Using the quotient rule for differentiation, \(\frac{dy}{dx} = \frac{v \frac{du}{dx} - u \frac{dv}{dx}}{v^2}\), where \(u = e^{3x}\) and \(v = \tan \frac{1}{2}x\).

First, find \(\frac{du}{dx} = 3e^{3x}\) and \(\frac{dv}{dx} = \frac{1}{2} \sec^2 \frac{1}{2}x\).

Substitute into the quotient rule:

\(\frac{dy}{dx} = \frac{\tan \frac{1}{2}x \cdot 3e^{3x} - e^{3x} \cdot \frac{1}{2} \sec^2 \frac{1}{2}x}{\tan^2 \frac{1}{2}x}\).
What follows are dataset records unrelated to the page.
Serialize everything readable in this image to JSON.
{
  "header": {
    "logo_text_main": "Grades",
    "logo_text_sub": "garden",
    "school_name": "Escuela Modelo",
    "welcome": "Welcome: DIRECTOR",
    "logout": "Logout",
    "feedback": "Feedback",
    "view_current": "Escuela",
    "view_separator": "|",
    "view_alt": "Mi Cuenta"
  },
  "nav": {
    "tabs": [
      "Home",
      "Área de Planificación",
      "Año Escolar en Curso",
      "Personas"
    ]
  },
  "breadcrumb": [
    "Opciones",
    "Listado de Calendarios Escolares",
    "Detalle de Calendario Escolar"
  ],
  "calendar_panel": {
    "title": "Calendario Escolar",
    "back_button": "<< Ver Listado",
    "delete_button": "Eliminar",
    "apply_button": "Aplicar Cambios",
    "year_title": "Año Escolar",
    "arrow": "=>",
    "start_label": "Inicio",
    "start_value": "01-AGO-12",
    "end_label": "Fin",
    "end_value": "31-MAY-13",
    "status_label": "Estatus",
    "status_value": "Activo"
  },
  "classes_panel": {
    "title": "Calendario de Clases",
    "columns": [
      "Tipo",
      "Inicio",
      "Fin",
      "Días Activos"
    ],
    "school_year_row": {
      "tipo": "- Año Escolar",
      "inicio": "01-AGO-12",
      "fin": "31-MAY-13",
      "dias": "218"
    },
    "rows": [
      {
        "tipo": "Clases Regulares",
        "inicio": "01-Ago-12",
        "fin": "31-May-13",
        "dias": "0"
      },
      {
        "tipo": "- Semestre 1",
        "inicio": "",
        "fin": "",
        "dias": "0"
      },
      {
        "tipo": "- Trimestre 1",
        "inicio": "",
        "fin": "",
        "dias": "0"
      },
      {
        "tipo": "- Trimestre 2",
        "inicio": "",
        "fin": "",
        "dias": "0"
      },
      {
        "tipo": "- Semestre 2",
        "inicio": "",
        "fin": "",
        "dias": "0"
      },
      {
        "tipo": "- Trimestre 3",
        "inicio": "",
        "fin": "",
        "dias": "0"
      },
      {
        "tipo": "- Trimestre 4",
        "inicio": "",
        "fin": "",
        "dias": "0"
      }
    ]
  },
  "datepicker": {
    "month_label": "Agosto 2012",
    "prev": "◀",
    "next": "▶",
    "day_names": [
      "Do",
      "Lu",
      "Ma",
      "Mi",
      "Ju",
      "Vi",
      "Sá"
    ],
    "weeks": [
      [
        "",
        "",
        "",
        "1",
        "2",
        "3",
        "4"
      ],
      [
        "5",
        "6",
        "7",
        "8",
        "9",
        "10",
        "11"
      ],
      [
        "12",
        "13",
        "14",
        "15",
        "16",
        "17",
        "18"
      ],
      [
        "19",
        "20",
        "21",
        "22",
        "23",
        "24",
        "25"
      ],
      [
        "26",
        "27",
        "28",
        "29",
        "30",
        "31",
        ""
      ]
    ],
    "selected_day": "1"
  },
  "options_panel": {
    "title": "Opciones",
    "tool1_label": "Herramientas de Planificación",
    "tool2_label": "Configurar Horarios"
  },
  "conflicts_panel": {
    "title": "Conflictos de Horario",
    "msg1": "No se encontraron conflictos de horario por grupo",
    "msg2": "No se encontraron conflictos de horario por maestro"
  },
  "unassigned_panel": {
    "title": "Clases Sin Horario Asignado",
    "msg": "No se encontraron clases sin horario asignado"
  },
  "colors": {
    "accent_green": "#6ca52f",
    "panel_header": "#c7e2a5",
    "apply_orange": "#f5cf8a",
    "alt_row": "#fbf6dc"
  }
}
Simplify and set \(\frac{dy}{dx} = 0\):

\(3\tan \frac{1}{2}x = \frac{1}{2} \sec^2 \frac{1}{2}x\).

Rearrange to form a quadratic in \(\tan \frac{1}{2}x\):

\(6\tan^2 \frac{1}{2}x = \sec^2 \frac{1}{2}x\).

Using \(\sec^2 \theta = 1 + \tan^2 \theta\), substitute:

\(6\tan^2 \frac{1}{2}x = 1 + \tan^2 \frac{1}{2}x\).

Solve for \(\tan \frac{1}{2}x\):

\(5\tan^2 \frac{1}{2}x = 1\).

\(\tan \frac{1}{2}x = \pm \frac{1}{\sqrt{5}}\).

Find \(x\) in the interval \(0 < x < \pi\):

\(x = 2 \arctan \left( \frac{1}{\sqrt{5}} \right) \approx 0.340\).

\(x = 2 \arctan \left( -\frac{1}{\sqrt{5}} \right) + \pi \approx 2.802\).

Thus, the \(x\)-coordinates of the stationary points are \(0.340\) and \(2.802\).